Nous n’avons que quelques minutes pour rejoindre votre appartement. Nous avons une folle envie d’échanger sur ce qui nous arrive depuis cette fameuse soirée. Depuis les regards échangés ne sont plus les mêmes, je suis fou de toi, je ne te laisse pas indifférent : je n’ai pas un physique de rêve, mais je crois bien que ma séduction se situe ailleurs : tu aimes toutes ces petites attentions qui sont les miennes, mon langage feutré, mon comportement d’un autre temps. Tu m’as ainsi confié que j’étais le premier à t’ouvrir la portière pour que tu montes et descendes de la voiture. Que tu ne pensais pas trouver dans un homme plus jeune que toi autant de galanterie, puisque déjà elle semble avoir abandonné ceux de ta génération.
Tu ne dis plus rien. Tu ne sais plus quoi dire. Nous roulons. Je suis heureux, débarrassé de ce poids énorme. Tu sais maintenant, tu l’as toujours su. Mais tu ne peux plus faire semblant.
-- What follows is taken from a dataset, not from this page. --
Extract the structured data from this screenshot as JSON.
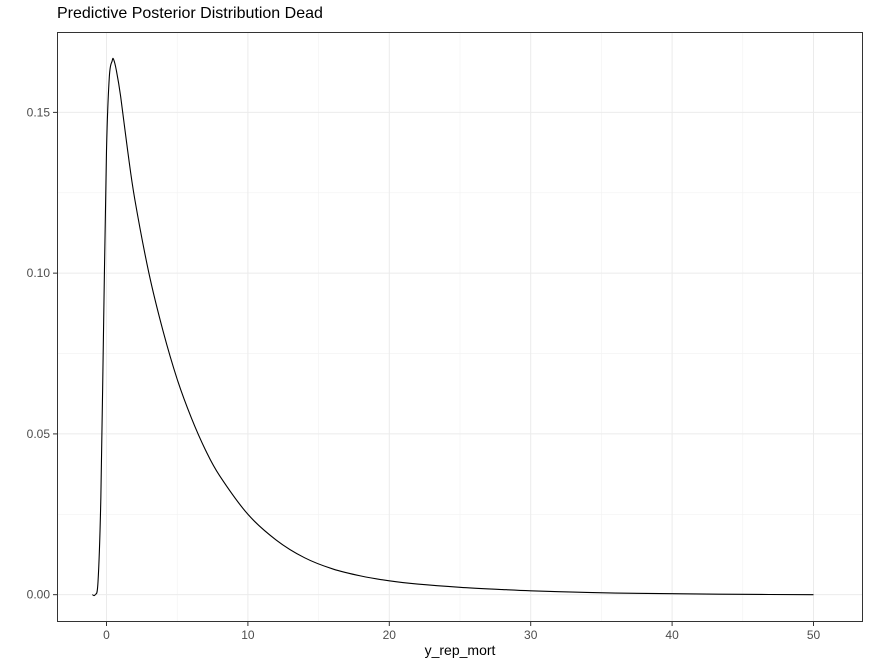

Nous sommes amants. Nous arrivons chez vous. Ils sont installés depuis un certain temps. J’ai roulé très lentement. Cela attire le doute soudainement. Tu es bouleversée et le caches mal, je suis plein d’enthousiasme, de joie, je suis heureux et le montre. Il a compris qu’il s’était passé quelque chose ce soir-là.
Je vous quitte dans la nuit, je monte dans ma voiture. Sur le tableau de bord, il y a une carte postale. Je me souviens : tu as prétexté avoir oublié quelque chose dans le coffre, et tu es redescendue à ma voiture. Je l’ouvre : J’hésite encore entre l’amour et l’amitié.
Je pleure. Si tu as écris cela, c’est que tu n’hésites plus. Je démarre la voiture. J’ai oublié les clés de chez mes parents, il faut que je remonte. Je sèche mes larmes. Je frappe à la porte, tu ouvres, tu as compris que j’avais lu la carte.
Le discours est banal, les yeux ne se quittent pas, se dévorent même. Il me faut repartir. Tu me donnes les clés, nos mains se touchent ; je te regarde, et m’en vais.